SnoRNA evolution by constrained drift. In this model, snoRNAs are genomically mobile and may vary in copy number (through processes of retrotransposition or DNA-level duplication). A) An intronic snoRNA (dark red) may be integrated into a new genomic location (orange gene) through retrotransposition. The original copy is retained (light red gene) leading to a copy number increase. B) The genomic location (and copy-number) of snoRNAs is constrained only by the requirement for phenotype to be satisfied, and a range of genomic organisations may satisfy phenotype. Within these bounds, multiple genomic architectures may generate the same phenotypic outcome, so architecture and copy number may be free to drift within these bounds. The top three expression profiles satisfy phenotype, and are therefore viable.
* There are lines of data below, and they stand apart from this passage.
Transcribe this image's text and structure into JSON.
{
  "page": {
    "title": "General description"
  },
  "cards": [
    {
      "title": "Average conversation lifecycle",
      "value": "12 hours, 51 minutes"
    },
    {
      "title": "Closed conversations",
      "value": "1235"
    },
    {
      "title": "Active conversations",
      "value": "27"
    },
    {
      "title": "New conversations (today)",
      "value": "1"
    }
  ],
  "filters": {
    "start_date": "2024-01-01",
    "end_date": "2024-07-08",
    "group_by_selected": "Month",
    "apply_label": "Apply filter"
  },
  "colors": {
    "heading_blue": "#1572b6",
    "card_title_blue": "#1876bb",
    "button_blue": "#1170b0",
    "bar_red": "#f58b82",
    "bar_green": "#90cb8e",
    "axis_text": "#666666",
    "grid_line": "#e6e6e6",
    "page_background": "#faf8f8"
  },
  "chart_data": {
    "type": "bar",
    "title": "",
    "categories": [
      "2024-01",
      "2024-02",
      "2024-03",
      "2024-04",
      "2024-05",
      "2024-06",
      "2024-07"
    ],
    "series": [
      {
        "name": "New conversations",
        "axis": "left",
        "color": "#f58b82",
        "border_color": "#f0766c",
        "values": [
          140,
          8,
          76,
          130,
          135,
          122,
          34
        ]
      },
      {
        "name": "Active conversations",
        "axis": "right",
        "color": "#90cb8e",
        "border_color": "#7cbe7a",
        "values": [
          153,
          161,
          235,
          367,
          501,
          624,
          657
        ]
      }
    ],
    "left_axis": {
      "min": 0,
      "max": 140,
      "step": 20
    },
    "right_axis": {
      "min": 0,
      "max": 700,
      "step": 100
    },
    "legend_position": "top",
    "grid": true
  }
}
Cases 1 & 2 show different host genes with equivalent expression profiles, whereas case 3 exhibits subfunctionalisation, where combined expression from two host genes, each with limited expression profiles, satisfies the required phenotypic expression profile through expression of the equivalent snoRNA. Profile 4 shows two (non-intronic) copies of a snoRNA gene, where the full expression profile is not achieved. An individual with such an expression profile would be eliminated from the population under constrained drift. SnoRNA genes (black squares); exons (rectangles); snoRNA expression profiles (thin black bars). Primes (') indicate a functionally equivalent snoRNA copy. Note that proteins A & B need not be evolutionarily related.